Investment Philosophy

Price and Value are not the same thing

The market is inefficient and frequently prices companies above or below their intrinsic value. We seek to profit from this inefficiency by doing our own analysis of the financial strengths, management, competitive positions, and assessments of future earnings potential of our companies. Successful investing is predicated on buying stocks at a discount to underlying value.

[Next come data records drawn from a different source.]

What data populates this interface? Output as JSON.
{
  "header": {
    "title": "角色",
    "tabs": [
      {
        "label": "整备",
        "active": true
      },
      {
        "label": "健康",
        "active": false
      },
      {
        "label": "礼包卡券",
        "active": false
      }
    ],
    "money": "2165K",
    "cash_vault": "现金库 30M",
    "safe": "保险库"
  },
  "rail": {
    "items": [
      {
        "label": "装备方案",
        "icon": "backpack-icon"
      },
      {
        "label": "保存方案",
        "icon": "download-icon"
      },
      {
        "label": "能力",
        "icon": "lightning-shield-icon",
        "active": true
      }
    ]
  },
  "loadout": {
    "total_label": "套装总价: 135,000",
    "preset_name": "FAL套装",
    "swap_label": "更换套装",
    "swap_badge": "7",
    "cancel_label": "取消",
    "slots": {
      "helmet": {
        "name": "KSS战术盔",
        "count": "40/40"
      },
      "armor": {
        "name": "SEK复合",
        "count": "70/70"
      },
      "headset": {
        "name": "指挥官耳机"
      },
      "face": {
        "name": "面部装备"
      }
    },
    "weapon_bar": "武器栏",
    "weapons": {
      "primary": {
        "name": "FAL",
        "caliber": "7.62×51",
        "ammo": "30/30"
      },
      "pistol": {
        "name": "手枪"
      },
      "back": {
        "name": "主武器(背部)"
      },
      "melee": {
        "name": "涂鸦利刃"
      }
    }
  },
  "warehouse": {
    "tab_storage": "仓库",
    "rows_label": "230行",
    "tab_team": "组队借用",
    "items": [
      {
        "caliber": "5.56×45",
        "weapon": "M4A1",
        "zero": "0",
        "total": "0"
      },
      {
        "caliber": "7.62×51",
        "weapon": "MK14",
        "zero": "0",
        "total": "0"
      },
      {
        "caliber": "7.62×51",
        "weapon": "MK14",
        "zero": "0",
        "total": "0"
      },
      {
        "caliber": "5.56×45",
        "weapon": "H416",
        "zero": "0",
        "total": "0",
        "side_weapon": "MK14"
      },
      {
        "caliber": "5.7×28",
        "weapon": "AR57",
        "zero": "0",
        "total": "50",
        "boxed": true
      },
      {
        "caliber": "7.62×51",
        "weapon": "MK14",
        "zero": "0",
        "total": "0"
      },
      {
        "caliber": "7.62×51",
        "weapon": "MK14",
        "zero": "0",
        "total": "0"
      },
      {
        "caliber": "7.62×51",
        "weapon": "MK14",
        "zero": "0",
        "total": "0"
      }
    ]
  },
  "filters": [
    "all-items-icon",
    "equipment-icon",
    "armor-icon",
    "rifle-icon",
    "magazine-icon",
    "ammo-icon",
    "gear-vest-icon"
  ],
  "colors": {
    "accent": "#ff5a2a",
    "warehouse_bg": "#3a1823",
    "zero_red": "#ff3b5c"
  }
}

Stocks represent ownership in a business

Warren Buffett once said, "I am a better investor because I am a businessman and a better businessman because I am an investor."  Our investments represent more than just pieces of paper or stock symbols. They represent ownership in companies and we strive to act accordingly. Just like competent management, we focus on understanding the fundamentals of the business, its ability to generate cash flow and ultimately increase shareholder value. Our analysis takes into account both quantitative and qualitative factors.

 

Concentrated Portfolios

In 1934 the famous economist John Maynard Keynes wrote in a letter to a friend:

"As time goes on, I get more and more convinced that the right method of investment is to put fairly large sums into enterprises which one thinks one knows something about and in the management of which one thoroughly believes. It is a mistake to think one limits one's risk by spreading too much between enterprises about which one knows little and has no reason for special confidence."

We agree and limit our portfolio to roughly 20 companies.

 

We are long term investors

We seek to enhance the long-term purchasing power of both principal and income. Our time horizon when purchasing a company is usually 3 to 5 years, which is reflected in our low portfolio turnover. Our investment approach is designed to capture upside market growth and protect against downside risk.